Rose Tremain walks on water. Her historical novels are absolutely marvellous, brilliantly plotted, witty and wise, with some of the best characters you’ll find anywhere. Indeed one of their number has a good claim to being the natural heir to Falstaff, his bawdy antics giving way to a more melancholy conclusion: he is to be found in both Restoration and the eponymous Merivel. Tremain’s contemporary fiction is similarly strong. With tremendous insight and sympathy, The Road Home describes the life of an Eastern European as he tries to make a new life in England. The novel is a powerful corrective to the notion that economic migrants have an easy time of things. If Nigel Farage et al haven’t read this book, it’s about time they did.

The American Lover is a short-story collection. It would be fair to say it is a bit of a hotchpotch, with stories of very varying length, theme, tone and style. The majority have already been published in newspapers or magazines, and when assembled they don’t flow as a purpose-built collection should.

There are short-story writers who also produce novels (Lorrie Moore, for instance) and, more common, novelists who also write occasional stories. Sometimes these sorties into other kinds of storytelling have excellent results, but as a general rule writers are at their best in the form they most often turn to. The novelist is skilled at extending, the short-story writer at compressing. A successful story should leave the reader with the luxurious sense that something generous, almost wasteful, has been bestowed; like one of those recipes which demand that you boil a whole lobster with a pint of white wine and a quart of cream but only retain a couple of tablespoons of liquid at the end. By contrast, I fancy that some novelists turn to short stories in the way that the rest of us turn to our fridges on a Sunday night, wondering how to use up those scraps that are too good to throw away, but not enough for a feast.

Most of the stories here are such morsels. There’s one about a man who starts a dog kennels, another in which a daughter visits her mother during a heavy storm, while one concerns a dear old man who goes for walks. Each has only a snippet of a story.

Tremain is not inclined, here, to be kind to lovers. A pretty girl from the suburbs goes to Paris, buys a black dress, has an unsuitable fling and comes home again; while in the title story, another ill-judged liaison ends badly. Love never seems to bring happiness. An elderly couple running away from their middle-aged daughter is an excellent premise: in the hands of Lorrie Moore this would have been a devilishly good tale, but here Tremain kills off one of the escapees and the initial exuberance just fizzles out.

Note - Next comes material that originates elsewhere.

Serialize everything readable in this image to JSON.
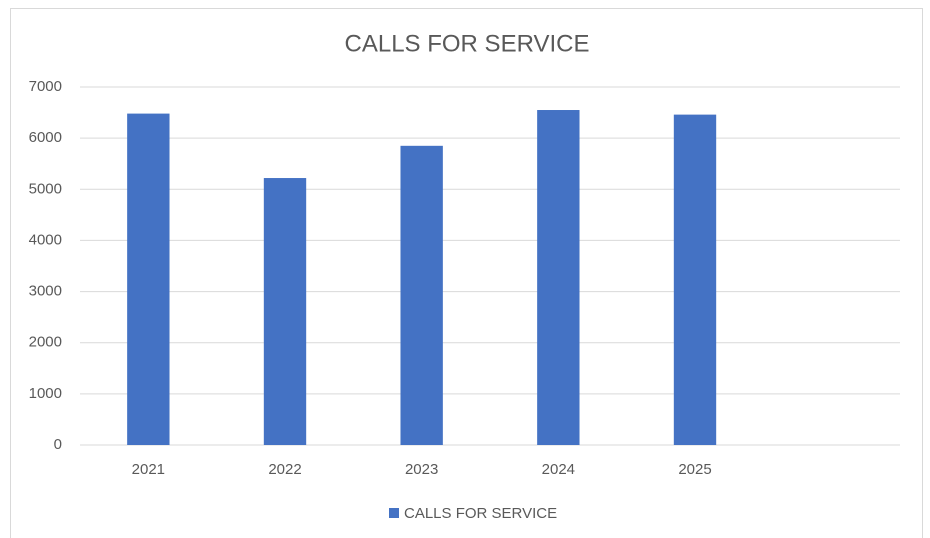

The most successful stories are the three which reimagine key scenes from other writers’ lives or work. There’s one called ‘21st Century Juliet’, a funny and sharp reworking of Shakespeare’s heroine. The best story concerns an unhappily married station master at the tiny railway station where the dying Tolstoy ends his days, pursued by his own miserable wife. Another gem imagines a passionate affair between Daphne du Maurier and the model for Mrs Danvers, conducted in the same boathouse where the wicked Rebecca goes to meet her lover.

These tales are fantastic. A wise editor would have suggested that Rose Tremain write a handful of others along similar lines.